In comments to a post below, Elis draws attention to an article written by Raymond Chandler in 1912, in which he attacks the narrow-mindedness of a contemporary wave of realism. Chandler writes of these so-called realists: ‘Boldly declaring that they will cast aside all factitious optimism, they automatically choose the dark aspect of all things in order to be on the safe side; as a result unpleasantness becomes associated in their minds with truth, and if they wish to produce a faultlessly exact portrait of a man, all they need to do is to paint his weaknesses’.
Reading these words now I am reminded, unsurprisingly, of our good friend Pyetr Turgidovsky, whose philosophy of unalloyed misery has much in common with late nineteenth and early twentieth century ‘realism’. Nothing but the sordidness of life will do for Turgidovsky; depression, dullness, dirt and desolation; these are his subjects.
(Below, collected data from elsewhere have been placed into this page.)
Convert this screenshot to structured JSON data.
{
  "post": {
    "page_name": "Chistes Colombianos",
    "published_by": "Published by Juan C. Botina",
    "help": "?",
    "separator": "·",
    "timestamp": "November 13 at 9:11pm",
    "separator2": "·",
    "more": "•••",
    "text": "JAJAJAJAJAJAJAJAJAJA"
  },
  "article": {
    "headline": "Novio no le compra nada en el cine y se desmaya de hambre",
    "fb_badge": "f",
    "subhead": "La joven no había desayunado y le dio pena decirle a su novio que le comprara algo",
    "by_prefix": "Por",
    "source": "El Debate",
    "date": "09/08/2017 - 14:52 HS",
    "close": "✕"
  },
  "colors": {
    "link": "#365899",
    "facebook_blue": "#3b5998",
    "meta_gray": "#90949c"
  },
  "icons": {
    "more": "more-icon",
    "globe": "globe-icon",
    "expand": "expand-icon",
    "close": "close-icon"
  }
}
But would he call himself a realist? Most probably. I don’t doubt that he believes, essentially, in his gospel of unhappiness. Yet there is a quality to his ‘realism’ missing from these earlier forms: a passion, perhaps even an exaggeration, which leads some, still, to the conclusion that Turgidovsky’s ultimate goal is satire. He pushes misery so far that there is nothing to do but smile.
I’m not so sure about this conclusion. To push Turgidovsky through Chandler’s closing comments may, however, nudge us towards a better understanding of the famous nihilist. The greatest ‘realists’, he argues, are in fact ‘the most courageous of idealists, for they exalt the sordid to a vision of magic, and create pure beauty out of plaster and vile dust’. Anyone who has read the description of dead bodies in Turgidovsky’s latest work, Delicious Air of Life (or the Ugly God-damned Wife), will probably agree that here, amongst all the blood and bruises, we find more than enough ‘pure beauty’ to confirm that Turgidovsky is, should you wish to take this line, a ‘courageous idealist’.